5. The Beatles – “Sgt. Pepper’s Lonely Hearts Club Band ”: £ 227,000
Any original 1967 pressing of Sgt. Pepper will get a decent price at auction, but if one signature can dramatically increase the value of a record, imagine what four can do. In the case of this fully signed copy sold at auction in 2013, the auctioneers were stunned when it eventually fetched a whopping £ 227,000.

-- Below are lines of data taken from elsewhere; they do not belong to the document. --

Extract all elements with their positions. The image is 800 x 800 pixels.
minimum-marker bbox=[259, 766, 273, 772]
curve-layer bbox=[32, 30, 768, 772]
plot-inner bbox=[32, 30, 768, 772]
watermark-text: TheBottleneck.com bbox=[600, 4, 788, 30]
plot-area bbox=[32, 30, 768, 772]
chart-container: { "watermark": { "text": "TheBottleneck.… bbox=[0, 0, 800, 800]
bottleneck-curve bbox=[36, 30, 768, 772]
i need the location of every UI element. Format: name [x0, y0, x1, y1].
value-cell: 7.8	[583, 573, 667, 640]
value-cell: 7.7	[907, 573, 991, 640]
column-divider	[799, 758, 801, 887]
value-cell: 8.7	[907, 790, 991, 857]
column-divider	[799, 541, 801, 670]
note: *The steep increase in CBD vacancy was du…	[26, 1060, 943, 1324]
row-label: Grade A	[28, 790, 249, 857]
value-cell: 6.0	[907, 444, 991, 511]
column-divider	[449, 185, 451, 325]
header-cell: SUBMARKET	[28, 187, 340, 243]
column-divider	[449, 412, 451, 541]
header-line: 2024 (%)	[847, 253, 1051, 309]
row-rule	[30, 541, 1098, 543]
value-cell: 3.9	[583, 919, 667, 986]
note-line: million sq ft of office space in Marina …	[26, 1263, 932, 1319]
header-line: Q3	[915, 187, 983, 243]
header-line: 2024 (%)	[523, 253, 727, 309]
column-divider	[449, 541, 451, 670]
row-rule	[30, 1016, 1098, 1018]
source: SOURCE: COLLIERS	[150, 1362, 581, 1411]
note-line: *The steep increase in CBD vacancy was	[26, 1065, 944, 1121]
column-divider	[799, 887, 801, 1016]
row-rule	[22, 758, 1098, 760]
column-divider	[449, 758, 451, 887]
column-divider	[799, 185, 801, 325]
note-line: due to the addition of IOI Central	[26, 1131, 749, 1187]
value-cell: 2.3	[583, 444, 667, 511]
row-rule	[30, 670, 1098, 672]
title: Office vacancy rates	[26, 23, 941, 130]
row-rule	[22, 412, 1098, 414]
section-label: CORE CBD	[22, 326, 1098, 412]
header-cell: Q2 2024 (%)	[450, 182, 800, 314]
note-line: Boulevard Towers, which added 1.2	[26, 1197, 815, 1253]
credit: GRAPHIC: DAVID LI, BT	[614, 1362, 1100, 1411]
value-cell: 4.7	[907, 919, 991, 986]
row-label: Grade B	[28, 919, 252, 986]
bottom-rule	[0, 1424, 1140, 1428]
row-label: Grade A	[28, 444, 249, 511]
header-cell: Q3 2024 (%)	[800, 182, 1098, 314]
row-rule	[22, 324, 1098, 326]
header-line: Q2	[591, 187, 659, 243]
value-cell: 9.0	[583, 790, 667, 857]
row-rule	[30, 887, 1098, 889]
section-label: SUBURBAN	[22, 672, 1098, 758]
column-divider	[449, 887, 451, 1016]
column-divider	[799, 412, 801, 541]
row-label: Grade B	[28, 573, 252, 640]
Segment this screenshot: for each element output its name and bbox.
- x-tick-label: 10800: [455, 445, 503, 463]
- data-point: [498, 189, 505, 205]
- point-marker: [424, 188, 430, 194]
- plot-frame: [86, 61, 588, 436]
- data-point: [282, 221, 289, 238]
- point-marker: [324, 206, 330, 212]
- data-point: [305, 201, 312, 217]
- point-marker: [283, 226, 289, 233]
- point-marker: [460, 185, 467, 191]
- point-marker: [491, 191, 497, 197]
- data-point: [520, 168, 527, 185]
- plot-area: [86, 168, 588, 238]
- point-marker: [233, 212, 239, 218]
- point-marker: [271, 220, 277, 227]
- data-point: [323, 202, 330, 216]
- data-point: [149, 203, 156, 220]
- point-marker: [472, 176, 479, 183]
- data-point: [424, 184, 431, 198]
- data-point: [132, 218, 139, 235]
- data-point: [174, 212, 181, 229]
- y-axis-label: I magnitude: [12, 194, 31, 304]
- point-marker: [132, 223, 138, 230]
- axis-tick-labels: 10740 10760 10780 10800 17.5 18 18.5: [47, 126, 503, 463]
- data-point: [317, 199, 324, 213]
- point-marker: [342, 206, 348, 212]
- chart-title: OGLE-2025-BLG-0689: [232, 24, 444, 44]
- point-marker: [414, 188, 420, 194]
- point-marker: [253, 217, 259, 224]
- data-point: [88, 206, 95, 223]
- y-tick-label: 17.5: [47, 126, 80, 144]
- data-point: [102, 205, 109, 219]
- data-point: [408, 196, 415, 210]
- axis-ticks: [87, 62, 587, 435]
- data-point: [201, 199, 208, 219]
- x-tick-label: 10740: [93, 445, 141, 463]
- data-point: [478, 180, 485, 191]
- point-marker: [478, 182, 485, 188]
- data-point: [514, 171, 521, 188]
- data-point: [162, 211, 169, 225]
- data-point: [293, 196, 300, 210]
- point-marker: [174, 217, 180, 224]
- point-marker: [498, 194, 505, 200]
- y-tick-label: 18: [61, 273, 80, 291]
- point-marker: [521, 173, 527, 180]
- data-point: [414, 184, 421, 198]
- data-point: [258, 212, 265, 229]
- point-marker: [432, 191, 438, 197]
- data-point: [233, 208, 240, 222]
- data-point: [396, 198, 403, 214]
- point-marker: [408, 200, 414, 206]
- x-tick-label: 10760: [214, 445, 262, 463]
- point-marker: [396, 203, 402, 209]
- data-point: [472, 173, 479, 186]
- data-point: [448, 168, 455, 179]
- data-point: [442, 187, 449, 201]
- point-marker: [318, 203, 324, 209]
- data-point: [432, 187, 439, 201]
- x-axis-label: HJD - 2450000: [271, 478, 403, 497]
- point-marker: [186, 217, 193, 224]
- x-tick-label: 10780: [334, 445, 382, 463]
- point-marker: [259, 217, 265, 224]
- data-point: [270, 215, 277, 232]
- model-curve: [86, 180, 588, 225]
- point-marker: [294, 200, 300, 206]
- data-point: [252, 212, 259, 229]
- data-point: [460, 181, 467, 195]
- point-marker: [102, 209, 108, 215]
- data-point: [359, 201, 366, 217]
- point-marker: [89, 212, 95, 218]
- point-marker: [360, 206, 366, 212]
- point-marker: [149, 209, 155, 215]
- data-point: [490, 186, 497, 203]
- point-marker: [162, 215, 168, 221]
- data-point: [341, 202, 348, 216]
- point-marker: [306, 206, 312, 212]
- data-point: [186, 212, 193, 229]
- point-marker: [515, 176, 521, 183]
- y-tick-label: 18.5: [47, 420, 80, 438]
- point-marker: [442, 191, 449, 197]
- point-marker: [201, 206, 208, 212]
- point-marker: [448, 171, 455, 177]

6. Frankie Wilson – “Do I Love You (Indeed I)”: £ 100,000
One of two known copies of this Northern soul classic raised over £ 100,000 earlier this year. An English collector bought the seven-inch vinyl in August. It was recorded in 1965 and was intended to be released on Motown’s Soul imprint before it was withdrawn.
7. The Beatles – “Til There Was You”: £ 77,500
Described as ‘the record that The Beatles launched’, a 10-inch acetate of an early demo featuring the songs “Til There Way You” and b-side “Hello Little Girl” was sold to an unnamed buyer in Warrington in March 2016. The test disc bears the handwriting of Beatles manager Brian Epstein and was recorded on Pressed at 363 Oxford Street in London.